Ezzell ISD to offer high school classes

By BOBBY HORECKA

bobbyhorecka@gmail.com

Members of the Ezzell ISD school board boldly

went where none of Lavaca County’s other small

country school districts have yet dared in a modern

era, when trustees approved a plan to start

high school course offerings next school year.

Ezzell School, along with Sweet Home ISD and

Vysehrad ISD, have long served their students at

the elementary through junior high grade school

grade levels, Pre-K through Grade 8.

Generations of some families have now attended

those very campuses, many of them using the

same classrooms, possibly even the same furniture.

And for those generations now, completion

of eighth grade meant just one thing.

That is, they’d be leaving soon. Time to go become

a Brahma--as Hallettsville High’s mascot is

called—or sport Yoakum High’s blue and become

a Bulldog. That was it, however. They were your

options if you chose to continue school.

“We started last year and took a real long hard

look at exactly why we did things the way we did,”

said Ezzell Superintendent Lisa Berckenhoff.

What they found, in more than a few cases,

was that not everyone was likely best served,

getting uprooted from a nice comfortable spot

to be pitched over to someplace like Hallettsville

or Yoakum.

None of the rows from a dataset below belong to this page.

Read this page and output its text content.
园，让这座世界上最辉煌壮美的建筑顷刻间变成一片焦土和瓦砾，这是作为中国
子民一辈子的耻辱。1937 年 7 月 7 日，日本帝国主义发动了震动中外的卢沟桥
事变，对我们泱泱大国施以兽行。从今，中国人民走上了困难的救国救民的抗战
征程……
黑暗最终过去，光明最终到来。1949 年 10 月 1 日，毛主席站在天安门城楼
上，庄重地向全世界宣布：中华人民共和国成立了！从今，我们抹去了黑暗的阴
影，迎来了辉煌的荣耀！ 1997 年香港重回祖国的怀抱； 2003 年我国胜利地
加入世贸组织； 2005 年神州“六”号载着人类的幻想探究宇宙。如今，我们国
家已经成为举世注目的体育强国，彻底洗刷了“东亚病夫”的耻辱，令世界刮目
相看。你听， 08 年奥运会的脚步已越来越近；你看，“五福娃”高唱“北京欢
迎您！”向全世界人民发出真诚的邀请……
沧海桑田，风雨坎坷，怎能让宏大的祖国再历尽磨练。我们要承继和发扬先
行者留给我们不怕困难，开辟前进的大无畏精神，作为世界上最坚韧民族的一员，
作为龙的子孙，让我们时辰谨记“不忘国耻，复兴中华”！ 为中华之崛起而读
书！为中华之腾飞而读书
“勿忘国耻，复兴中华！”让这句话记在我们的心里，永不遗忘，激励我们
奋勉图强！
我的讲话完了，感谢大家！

Sure, they’re hardly Houston, but for

what some of Berckenhoff’s students were used

to, going to Ezzell the last nine years, they may

as well be. After all, a single grade level likely outnumbers

every kid Berckenhoff has, from little

bitty to eighth grade.

Or, come next year, 12th, quite possibly.

Eight students was what she was counting on

to get started that first year, at least. Based on who

they are, none are seniors. But that doesn’t mean

we couldn’t pick one up by then.

There’s much to do still Berckenhoff says. And

it’ll likely be a busy summer for her. One of the

items she hopes to have in place by then is a

portable building, where she hopes to hold the

school’s very first high school courses, when students

return to classes in the fall.

Times are changing, especially for a little school

like hers.

“It sure is exciting, at least,” she says.